When I'm mounting Hard (or Floppy) Drive with CDROM, it not boots: #463

Pixelsuft avatar Jun 01 '21 06:06 Pixelsuft

Theoretically yes, but as @Pixelsuft pointed out, there are some bugs that prevent it from working currently.

copy avatar Jun 02 '21 16:06 copy

I guess the same goes for the following combination too

qemu-system-i386 -kernel bzImage -initrd disk.img

lunu-bounir avatar Jun 02 '21 18:06 lunu-bounir

@copy

Is there any precompiled busybox based distro that works with the filesystem ({filesystem: {...}})? My idea is to use a service worker to dynamically construct the JSON fs and hence be able to provide dynamic files without relying on Plan9. To me generating the entire image from scratch is very hard when you want to just change a few executables or configuration files. Also, many available useful tiny images do no support Plan 9 but can simply get extracted to a directory, and hence in theory they should get altered just by adding or removing files in the directory.

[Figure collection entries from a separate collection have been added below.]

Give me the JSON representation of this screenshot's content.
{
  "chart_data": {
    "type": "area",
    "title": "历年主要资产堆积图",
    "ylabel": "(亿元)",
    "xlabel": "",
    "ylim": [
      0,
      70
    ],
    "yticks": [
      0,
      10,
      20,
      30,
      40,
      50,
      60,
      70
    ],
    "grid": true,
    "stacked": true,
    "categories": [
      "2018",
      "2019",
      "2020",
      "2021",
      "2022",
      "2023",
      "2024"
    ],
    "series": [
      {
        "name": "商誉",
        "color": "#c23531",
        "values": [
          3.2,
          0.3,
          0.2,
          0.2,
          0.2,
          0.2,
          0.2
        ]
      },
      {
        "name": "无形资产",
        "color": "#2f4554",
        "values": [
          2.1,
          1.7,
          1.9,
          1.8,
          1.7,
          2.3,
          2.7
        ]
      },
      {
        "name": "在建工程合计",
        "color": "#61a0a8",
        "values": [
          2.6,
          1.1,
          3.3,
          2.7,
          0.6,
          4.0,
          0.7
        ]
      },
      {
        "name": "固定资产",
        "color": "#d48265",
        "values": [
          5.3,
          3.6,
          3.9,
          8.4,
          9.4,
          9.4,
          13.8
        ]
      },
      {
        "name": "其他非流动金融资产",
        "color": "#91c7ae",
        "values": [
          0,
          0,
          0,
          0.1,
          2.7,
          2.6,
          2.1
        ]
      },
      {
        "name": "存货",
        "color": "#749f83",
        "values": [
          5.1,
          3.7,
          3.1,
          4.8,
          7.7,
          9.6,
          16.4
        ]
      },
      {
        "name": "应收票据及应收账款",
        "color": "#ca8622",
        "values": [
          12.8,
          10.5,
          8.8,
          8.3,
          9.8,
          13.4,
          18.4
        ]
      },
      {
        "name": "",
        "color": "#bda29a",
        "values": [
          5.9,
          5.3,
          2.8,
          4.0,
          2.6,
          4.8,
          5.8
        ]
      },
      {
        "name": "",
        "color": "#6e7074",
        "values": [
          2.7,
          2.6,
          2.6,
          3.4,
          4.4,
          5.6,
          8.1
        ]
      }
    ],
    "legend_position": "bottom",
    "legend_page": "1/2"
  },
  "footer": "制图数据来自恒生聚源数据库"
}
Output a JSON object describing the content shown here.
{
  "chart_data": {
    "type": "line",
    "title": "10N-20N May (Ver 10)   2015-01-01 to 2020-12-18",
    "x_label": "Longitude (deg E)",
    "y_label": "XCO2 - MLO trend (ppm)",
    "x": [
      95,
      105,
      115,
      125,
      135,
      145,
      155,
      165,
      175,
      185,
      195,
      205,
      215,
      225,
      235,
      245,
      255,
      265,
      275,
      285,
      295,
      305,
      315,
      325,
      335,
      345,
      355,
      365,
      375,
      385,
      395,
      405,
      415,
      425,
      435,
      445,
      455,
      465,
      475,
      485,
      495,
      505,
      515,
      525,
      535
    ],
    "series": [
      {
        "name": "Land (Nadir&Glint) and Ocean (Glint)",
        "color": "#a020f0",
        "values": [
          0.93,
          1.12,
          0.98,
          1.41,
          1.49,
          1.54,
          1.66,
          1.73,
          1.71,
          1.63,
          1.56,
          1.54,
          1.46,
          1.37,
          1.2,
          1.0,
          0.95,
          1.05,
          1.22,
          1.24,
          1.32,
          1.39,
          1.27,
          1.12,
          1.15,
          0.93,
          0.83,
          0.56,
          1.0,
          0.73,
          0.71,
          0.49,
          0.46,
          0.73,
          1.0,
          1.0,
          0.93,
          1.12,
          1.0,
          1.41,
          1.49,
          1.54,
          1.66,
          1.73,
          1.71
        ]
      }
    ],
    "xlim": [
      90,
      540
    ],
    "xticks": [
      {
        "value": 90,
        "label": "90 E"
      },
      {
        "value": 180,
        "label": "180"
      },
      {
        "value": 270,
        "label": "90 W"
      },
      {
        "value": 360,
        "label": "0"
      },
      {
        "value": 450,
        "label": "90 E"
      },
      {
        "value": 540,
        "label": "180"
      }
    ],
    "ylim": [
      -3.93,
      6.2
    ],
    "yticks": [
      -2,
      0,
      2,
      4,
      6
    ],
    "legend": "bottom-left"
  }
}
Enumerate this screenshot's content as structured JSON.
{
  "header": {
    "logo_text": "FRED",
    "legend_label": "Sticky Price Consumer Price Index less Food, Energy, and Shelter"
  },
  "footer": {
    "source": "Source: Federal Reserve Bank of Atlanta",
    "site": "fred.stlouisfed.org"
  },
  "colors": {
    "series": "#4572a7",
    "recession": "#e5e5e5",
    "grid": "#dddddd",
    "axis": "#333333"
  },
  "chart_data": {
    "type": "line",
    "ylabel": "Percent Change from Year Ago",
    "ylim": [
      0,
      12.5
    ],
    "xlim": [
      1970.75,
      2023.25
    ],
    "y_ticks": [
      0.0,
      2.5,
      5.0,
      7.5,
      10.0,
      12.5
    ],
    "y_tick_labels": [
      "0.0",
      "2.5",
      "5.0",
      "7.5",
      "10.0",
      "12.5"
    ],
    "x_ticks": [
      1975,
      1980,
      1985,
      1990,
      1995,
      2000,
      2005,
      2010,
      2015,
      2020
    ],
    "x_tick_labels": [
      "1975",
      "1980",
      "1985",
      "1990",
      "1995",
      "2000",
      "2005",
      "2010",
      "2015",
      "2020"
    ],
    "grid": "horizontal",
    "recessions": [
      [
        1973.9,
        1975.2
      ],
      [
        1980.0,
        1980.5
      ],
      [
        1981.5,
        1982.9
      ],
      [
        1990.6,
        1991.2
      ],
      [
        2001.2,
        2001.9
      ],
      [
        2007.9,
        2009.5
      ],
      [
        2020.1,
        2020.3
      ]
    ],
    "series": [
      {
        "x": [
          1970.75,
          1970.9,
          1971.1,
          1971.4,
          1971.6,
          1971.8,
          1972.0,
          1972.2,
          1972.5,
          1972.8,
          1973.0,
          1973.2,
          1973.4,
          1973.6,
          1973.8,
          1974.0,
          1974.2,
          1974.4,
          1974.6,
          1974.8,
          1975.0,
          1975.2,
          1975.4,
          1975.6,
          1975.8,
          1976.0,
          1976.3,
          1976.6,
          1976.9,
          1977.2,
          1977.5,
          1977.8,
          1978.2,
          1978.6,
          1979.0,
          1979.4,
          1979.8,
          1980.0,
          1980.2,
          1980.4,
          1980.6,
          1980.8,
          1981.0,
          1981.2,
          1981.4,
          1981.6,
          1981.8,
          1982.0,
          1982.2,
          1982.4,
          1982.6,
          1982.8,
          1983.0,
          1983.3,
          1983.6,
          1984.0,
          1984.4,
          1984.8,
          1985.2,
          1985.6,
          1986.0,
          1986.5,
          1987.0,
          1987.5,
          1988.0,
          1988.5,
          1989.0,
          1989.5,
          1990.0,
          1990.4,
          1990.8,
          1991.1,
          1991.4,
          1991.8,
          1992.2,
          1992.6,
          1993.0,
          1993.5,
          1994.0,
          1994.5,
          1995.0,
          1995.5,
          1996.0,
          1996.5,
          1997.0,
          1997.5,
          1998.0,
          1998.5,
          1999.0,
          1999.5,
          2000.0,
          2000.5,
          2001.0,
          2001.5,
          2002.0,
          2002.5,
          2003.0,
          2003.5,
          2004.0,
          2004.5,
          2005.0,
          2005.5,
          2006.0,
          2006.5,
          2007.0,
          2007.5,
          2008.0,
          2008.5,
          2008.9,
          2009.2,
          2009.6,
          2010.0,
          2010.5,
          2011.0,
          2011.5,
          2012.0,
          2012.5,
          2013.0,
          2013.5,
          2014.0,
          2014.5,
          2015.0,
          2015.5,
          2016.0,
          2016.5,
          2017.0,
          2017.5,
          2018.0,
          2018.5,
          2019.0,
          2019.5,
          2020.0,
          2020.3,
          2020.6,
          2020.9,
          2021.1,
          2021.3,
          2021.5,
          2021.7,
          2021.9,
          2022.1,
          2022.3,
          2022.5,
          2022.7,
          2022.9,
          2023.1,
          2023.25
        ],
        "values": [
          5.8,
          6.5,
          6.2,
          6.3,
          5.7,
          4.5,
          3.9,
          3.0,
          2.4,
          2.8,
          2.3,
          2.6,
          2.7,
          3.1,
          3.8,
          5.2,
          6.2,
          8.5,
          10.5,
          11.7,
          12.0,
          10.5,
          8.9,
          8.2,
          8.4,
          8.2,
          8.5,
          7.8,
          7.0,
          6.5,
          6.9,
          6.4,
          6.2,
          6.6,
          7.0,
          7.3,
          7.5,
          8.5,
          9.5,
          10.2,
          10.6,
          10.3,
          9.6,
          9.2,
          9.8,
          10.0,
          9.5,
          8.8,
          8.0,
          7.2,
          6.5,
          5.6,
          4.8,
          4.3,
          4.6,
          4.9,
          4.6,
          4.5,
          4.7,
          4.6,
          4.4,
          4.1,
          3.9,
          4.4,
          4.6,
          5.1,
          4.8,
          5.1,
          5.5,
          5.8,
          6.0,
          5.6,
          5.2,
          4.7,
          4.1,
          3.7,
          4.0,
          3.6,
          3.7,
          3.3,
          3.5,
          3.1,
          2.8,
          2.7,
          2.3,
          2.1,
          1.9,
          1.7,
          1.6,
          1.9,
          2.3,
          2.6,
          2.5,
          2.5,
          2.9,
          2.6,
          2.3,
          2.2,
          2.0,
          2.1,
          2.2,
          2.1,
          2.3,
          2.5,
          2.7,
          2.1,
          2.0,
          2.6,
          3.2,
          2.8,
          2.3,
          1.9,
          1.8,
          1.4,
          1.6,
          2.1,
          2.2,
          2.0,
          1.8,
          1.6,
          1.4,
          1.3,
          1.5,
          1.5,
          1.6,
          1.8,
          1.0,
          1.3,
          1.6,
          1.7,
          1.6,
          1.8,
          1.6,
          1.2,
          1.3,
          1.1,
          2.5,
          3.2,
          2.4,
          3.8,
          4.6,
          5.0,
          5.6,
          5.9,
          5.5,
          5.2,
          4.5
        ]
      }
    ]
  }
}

lunu-bounir avatar Jun 03 '21 08:06 lunu-bounir

One advantage is to load the alpine's miniroot 2.6M if there was a valid bzImage that could work with filesystem and bzimage_initrd_from_filesystem: true

lunu-bounir avatar Jun 03 '21 08:06 lunu-bounir

@lunu-bounir In order to use bzimage_initrd_from_filesystem you have two options:

  • Include the root filesystem in the initrd and mount the 9p filesystem somewhere else than /. This is what the buildroot profile does (the is 9pfs is at /mnt/ and starts empty by default). The kernel supports 9p, but afaik it can't boot / as a 9p filesystem by itself. You can build this kernel and the busybox system using humphd/browser-vm or steal the one from my website.
  • Use an (or build your own) initrd that switches root from the initrd to the 9pfs (like the initrd of most major Linux distributions do). This is what the Arch Linux profile does. We have a packer script that automatically builds the Arch Linux filesystem with the needed hooks for the initrd.

Neither directly satisfy your requirements, most likely you will need to write some scripts to switch the root from the initrd to the 9pfs. Or build an initrd on Arch (or another distro) and use it to boot into your own filesystem.